Pourtant, derrière ce discours de fierté nationale se cache une mutation profonde de l’appareil d’État. La souveraineté affichée par Bamako n’a pas supprimé les besoins de soutien extérieur, elle les a simplement réorientés. Le régime s’appuie désormais massivement sur Africa Corps, une structure de mercenaires chargée de protéger le pouvoir en place tout en combattant les groupes terroristes.
Au fil des dernières années, le conflit armé s’est imposé comme le moteur principal de l’organisation politique au Mali. Depuis le coup d’État de 2022, les militaires tiennent fermement les rênes du pays, plaçant l’armée au cœur des décisions économiques et institutionnelles. Dans ce schéma, l’état de guerre n’est plus une situation temporaire à régler, mais le cadre permanent qui légitime le pouvoir actuel.
Si le retrait des troupes françaises a été célébré par une partie de la population comme une fin de la tutelle coloniale, les réalités du terrain restent préoccupantes. Malgré les discours officiels, l’insécurité persiste et les groupes djihadistes maintiennent une pression constante, menaçant même les environs de Bamako. La capacité réelle de l’État à sécuriser l’ensemble du territoire national demeure un défi majeur, au-delà des déclarations de principe.
Dans cette recomposition géopolitique, la Russie est devenue un allié stratégique incontournable pour le Mali. Ce nouveau partenariat permet au régime de bénéficier d’un appui militaire sans subir les exigences diplomatiques ou démocratiques souvent imposées par les puissances occidentales. Cette bascule entraîne une militarisation croissante de la vie publique et de l’économie malienne.
L’augmentation systématique des budgets de défense et l’influence grandissante des officiers dans l’administration réduisent l’espace dévolu au pluralisme politique. La persistance de la menace sécuritaire sert d’argument pour repousser les échéances électorales et concentrer tous les pouvoirs entre les mains de l’armée. La guerre est ainsi devenue une ressource de gouvernance indispensable à la survie du système.

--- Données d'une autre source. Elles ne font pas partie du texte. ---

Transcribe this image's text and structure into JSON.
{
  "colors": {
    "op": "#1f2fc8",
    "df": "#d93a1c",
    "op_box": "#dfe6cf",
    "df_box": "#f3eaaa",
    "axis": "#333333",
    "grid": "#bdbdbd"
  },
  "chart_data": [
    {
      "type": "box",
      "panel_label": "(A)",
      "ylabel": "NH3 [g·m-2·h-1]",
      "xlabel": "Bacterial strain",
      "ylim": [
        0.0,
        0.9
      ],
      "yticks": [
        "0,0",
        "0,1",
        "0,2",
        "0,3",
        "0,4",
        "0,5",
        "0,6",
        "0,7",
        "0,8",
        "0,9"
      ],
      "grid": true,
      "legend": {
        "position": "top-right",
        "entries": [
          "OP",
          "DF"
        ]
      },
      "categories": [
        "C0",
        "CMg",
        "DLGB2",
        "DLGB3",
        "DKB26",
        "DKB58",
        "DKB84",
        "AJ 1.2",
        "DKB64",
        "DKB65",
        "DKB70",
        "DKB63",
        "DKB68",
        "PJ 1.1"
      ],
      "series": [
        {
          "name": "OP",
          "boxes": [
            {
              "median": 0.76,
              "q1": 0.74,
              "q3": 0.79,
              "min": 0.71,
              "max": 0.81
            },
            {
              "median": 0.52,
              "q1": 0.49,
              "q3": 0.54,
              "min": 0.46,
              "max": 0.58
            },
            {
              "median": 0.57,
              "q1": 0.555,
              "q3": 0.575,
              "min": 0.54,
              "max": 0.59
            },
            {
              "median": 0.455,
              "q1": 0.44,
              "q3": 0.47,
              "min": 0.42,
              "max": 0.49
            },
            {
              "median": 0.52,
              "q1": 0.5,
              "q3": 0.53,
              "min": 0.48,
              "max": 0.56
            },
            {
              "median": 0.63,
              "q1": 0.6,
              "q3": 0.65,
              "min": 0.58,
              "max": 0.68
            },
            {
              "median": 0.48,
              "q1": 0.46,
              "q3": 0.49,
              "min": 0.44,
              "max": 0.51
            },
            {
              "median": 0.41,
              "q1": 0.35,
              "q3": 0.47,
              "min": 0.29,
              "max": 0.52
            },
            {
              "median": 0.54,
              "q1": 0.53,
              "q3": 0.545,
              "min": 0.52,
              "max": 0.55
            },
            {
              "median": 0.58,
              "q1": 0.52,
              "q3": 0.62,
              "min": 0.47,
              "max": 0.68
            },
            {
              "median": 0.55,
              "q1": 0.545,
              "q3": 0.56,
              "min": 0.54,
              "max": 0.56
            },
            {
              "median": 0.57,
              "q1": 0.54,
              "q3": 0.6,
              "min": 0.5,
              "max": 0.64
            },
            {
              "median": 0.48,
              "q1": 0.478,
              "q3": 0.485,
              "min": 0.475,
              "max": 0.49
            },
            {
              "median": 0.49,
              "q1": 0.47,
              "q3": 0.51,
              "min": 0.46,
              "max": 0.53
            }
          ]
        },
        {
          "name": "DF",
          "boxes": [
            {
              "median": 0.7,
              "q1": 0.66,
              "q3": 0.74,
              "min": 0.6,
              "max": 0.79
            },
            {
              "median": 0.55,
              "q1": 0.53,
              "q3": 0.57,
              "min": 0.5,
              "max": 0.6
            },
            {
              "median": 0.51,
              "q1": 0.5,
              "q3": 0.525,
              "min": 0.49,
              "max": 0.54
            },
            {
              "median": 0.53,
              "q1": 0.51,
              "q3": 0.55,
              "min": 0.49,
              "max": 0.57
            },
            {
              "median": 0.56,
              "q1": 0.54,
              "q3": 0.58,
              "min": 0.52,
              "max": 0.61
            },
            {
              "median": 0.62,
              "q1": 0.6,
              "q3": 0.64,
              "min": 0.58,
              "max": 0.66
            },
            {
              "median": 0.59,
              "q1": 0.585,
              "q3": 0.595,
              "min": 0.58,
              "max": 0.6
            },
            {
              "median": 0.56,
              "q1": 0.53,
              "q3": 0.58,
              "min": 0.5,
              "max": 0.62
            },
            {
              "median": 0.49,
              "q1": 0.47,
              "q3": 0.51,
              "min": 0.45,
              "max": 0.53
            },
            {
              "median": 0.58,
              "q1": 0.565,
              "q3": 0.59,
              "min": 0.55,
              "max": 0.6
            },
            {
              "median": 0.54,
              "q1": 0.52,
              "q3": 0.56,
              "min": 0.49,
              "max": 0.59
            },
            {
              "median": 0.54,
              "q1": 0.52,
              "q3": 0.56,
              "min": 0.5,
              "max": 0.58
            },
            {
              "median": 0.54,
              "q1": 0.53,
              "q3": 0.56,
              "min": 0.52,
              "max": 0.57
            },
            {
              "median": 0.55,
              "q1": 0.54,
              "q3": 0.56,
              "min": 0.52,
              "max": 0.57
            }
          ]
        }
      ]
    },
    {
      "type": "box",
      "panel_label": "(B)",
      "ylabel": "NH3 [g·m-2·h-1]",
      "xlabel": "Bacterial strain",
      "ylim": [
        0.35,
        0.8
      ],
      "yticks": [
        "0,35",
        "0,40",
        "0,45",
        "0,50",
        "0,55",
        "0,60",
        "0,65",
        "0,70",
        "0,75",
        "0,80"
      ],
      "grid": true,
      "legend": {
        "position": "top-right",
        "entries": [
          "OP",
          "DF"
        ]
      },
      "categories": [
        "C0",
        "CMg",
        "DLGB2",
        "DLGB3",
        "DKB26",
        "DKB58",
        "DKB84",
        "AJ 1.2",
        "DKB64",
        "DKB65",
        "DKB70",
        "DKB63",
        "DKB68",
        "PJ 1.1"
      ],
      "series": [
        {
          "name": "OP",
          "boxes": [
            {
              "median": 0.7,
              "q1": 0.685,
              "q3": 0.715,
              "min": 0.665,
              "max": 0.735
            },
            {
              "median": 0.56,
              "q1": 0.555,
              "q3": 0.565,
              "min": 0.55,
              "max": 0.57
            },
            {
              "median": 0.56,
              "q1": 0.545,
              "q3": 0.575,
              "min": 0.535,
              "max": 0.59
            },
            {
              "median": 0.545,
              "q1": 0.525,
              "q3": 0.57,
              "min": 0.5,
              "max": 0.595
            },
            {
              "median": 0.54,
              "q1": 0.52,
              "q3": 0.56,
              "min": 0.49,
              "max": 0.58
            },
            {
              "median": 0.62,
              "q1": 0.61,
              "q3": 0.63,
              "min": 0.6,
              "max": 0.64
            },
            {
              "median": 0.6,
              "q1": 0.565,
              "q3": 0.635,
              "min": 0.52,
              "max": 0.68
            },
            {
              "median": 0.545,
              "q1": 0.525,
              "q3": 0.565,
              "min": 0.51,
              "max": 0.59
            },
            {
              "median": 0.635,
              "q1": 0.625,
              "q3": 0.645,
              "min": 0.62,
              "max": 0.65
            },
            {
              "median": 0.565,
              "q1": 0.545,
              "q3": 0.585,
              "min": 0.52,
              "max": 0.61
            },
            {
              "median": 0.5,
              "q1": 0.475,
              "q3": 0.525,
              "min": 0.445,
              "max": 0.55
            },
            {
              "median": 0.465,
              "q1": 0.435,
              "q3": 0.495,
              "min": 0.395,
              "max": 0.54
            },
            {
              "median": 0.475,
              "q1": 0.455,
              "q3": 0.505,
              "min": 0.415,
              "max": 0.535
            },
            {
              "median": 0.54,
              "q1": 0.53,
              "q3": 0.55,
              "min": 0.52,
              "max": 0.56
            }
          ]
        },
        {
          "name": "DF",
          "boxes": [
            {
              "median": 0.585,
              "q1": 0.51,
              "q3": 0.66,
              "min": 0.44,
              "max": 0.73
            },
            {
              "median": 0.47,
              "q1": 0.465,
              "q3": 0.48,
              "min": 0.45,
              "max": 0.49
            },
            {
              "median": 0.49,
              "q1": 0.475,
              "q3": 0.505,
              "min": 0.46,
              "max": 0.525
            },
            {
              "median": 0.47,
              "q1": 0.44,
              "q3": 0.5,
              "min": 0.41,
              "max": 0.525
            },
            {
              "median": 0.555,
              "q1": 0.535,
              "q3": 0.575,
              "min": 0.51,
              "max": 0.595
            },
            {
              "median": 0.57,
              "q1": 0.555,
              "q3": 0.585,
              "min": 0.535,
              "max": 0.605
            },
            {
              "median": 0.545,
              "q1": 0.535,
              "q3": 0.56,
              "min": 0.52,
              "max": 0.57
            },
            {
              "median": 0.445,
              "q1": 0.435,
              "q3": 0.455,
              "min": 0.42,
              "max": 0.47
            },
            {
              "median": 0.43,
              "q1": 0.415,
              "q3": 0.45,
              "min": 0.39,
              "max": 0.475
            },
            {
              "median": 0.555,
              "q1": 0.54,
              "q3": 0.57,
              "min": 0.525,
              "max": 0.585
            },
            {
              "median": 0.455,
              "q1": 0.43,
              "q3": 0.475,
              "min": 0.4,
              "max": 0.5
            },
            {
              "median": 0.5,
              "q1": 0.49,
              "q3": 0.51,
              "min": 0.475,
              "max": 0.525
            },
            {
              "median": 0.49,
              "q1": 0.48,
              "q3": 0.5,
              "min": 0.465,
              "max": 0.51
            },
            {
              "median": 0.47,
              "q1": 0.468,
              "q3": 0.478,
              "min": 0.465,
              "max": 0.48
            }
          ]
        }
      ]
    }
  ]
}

Cette dynamique s’étend désormais à l’échelle régionale avec l’Alliance des États du Sahel (AES). Le Mali, le Burkina Faso et le Niger tentent de bâtir un bloc fondé sur la primauté du militaire et la remise en cause des anciens schémas de coopération. Toutefois, cette coalition fait face à des économies fragiles et à une instabilité sociale qui menacent sa viabilité à long terme.
Le paradoxe malien est frappant : si la rupture avec l’Occident offre un gain symbolique en termes de souveraineté, le pays s’enferme dans une dépendance nouvelle. L’urgence militaire permanente empêche toute transition vers un modèle civil et démocratique. Dans ce contexte, le retour à une paix véritable pourrait paradoxalement fragiliser le régime, car il imposerait de traiter des dossiers longtemps occultés : la corruption, la justice sociale et la redistribution des richesses.
Le défi pour Bamako n’est donc plus seulement de gagner des batailles, mais de sortir d’une économie de guerre qui structure désormais l’ensemble de la société. Tant que la survie de l’État dépendra exclusivement de sa puissance de feu et du soutien de mercenaires russes, la souveraineté malienne restera inachevée.